Liberia had been declared Ebola free in May of 2014 but was hit again months later because of the latency of the virus.

While Ebola clears from the blood relatively quickly in survivors, it can remain in some male survivors for up to a year, causing a risk of sexual transmission. Virologists discovered last year that the virus can also linger in the spinal fluid, after the Scottish nurse Pauline Cafferkey developed meningitis caused by the virus nine months after she had received the all clear.

The case of American doctor Ian Crozier also demonstrated that the virus can also linger in ocular fluid after one of his eyes became damaged and changed colour.

On Wednesday, a report from a group of international health experts convened in the wake of the crisis warned that infectious diseases represent a threat matched only by wars and natural disasters when it comes to endangering life and disrupting societies.

But despite the scale of the menace, the Commission on Creating a Global Health Risk Framework for the Future found that efforts to prepare for pandemics have been chronically underfunded. It says a global investment of £3 billion each year – or 40p a person – would go a long way to reducing the threat posed by infectious diseases.
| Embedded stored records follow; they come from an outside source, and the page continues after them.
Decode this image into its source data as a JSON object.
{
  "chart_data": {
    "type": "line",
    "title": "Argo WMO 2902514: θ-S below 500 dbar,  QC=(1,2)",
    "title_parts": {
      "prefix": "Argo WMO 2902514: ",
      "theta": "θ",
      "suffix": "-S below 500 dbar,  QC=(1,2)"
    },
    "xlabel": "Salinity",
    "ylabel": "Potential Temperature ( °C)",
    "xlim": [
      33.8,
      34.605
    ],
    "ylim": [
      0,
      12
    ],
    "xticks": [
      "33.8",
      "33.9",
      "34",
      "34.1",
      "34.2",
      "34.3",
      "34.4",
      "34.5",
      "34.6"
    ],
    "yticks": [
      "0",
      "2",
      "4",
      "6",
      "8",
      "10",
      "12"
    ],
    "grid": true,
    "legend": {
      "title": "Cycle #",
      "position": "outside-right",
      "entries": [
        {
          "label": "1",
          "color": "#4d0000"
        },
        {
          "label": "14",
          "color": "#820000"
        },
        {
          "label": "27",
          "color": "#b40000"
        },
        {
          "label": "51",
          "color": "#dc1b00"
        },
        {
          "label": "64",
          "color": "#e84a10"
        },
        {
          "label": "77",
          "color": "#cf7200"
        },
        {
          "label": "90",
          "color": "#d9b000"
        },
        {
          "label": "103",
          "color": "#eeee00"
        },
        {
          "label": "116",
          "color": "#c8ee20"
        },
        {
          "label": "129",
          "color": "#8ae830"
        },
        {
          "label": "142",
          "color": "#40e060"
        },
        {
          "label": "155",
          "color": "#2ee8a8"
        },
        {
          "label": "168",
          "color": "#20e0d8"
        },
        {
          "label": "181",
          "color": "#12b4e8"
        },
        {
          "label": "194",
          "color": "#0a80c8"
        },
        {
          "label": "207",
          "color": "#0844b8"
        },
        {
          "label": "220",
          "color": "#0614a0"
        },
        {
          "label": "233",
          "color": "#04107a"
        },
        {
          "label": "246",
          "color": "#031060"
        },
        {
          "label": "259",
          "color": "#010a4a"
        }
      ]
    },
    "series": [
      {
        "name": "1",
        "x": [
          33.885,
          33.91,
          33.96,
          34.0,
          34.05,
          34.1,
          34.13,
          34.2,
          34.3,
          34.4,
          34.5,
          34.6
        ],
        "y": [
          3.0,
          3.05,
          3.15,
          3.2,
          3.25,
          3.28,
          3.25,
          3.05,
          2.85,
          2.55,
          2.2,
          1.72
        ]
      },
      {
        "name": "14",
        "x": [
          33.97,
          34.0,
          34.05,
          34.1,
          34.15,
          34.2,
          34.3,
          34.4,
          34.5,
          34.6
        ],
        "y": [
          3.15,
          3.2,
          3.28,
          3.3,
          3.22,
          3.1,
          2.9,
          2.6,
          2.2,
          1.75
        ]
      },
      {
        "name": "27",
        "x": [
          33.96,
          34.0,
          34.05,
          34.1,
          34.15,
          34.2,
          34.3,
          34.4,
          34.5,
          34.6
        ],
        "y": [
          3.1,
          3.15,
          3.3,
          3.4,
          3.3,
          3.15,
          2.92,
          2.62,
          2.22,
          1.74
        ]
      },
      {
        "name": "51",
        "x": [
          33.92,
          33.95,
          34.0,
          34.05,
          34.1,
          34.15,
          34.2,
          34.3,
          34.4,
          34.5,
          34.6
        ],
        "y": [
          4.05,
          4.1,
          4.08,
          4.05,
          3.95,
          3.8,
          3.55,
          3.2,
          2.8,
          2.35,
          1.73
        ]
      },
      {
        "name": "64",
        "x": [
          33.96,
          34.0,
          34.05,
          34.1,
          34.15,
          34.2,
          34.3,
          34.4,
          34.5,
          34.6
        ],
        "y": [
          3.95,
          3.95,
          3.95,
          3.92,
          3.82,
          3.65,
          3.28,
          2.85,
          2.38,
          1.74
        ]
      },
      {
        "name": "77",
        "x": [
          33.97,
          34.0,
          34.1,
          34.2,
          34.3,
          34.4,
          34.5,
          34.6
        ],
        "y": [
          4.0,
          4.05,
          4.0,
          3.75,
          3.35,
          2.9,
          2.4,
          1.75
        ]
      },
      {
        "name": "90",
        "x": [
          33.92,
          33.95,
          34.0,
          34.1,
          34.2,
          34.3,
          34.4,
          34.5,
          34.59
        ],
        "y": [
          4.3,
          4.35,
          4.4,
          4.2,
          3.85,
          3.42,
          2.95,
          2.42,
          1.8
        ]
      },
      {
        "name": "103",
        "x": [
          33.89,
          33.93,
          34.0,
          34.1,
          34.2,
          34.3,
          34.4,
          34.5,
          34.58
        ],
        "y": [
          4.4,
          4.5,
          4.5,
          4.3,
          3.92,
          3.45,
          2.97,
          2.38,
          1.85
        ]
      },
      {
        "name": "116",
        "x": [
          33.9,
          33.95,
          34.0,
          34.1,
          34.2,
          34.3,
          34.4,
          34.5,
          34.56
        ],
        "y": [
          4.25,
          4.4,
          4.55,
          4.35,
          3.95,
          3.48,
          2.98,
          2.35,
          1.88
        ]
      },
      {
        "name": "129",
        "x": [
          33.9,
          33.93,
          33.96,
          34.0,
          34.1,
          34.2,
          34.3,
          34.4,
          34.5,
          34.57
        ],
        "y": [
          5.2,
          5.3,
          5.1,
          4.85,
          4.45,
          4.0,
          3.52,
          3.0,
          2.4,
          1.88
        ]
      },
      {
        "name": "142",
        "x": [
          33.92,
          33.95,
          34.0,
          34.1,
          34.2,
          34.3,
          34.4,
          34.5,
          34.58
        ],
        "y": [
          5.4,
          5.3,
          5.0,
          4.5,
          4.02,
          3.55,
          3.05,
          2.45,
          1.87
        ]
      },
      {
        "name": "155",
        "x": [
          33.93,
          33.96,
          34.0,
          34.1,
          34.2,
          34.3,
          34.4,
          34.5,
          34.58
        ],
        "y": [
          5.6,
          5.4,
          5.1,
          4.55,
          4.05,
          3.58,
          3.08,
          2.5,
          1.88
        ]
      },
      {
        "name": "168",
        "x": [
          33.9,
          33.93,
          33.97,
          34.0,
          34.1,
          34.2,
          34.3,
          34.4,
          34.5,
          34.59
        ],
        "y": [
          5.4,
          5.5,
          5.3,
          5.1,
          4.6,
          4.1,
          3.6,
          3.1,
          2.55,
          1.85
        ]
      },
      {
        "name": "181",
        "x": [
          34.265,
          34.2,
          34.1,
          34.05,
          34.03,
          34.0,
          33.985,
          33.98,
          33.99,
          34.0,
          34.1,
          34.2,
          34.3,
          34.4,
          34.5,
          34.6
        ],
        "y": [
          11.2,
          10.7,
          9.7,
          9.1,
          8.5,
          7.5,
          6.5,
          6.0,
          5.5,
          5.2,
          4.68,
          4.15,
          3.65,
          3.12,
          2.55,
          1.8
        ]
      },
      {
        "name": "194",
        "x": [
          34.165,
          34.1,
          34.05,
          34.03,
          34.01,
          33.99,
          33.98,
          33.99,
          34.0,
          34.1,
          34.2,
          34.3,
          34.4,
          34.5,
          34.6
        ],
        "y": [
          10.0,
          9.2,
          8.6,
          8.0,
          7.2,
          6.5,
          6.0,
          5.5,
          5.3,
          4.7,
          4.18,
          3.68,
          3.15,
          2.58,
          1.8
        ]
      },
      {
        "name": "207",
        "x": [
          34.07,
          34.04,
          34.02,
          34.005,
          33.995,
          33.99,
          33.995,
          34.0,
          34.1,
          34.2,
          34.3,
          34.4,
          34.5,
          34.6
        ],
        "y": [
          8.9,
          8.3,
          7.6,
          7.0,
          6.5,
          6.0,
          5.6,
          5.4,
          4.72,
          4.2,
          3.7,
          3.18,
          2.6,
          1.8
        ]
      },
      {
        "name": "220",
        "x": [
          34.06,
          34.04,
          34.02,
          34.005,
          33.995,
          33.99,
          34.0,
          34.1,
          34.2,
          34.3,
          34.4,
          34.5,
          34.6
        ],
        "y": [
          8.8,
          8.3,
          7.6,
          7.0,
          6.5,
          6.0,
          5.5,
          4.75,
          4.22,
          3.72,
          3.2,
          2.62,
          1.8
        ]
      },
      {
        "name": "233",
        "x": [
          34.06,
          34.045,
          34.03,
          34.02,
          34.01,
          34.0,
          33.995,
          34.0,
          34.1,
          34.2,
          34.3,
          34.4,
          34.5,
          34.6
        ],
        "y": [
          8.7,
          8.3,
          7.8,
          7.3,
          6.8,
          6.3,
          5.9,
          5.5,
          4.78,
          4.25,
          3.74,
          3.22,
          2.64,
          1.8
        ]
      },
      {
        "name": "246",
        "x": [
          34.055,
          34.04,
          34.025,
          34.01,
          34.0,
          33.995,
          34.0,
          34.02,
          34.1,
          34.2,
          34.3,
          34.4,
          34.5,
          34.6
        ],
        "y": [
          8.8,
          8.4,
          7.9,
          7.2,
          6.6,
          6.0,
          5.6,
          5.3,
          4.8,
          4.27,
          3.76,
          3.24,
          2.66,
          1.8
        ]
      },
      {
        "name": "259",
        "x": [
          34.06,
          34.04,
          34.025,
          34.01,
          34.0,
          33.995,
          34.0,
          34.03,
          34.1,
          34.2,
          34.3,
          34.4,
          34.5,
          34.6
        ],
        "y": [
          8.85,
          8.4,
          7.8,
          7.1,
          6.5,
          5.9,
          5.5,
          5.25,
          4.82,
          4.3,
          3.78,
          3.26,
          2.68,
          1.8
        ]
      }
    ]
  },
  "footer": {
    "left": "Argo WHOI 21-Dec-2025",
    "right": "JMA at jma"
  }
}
The report recommends strengthening health systems in low-income countries as a first line of defence, establishing a permanent WHO health emergency centre to lead and coordinate defences and action, and stepping up research and development into infectious diseases through an annual investment of at least £686 million.

The WHO has faced fierce and sustained criticism over its handling of the crisis: the delay in sounding the alarm slowed the deployment of medical personnel, protective gear and medicines – and prompt calls for the organisation to be stripped of its role in declaring disease outbreaks as international emergencies – and the WHO was found to have toned down its own admissions of failure.

In April last year, the UN secretary general, Ban Ki-moon, appointed a high-level panel to study the lessons of the Ebola crisis and improve the world’s response to health crises.

A WHO spokesman said it had learned much from the outbreak and had already embarked on a “profound shift” towards becoming a fully operational emergency organisation.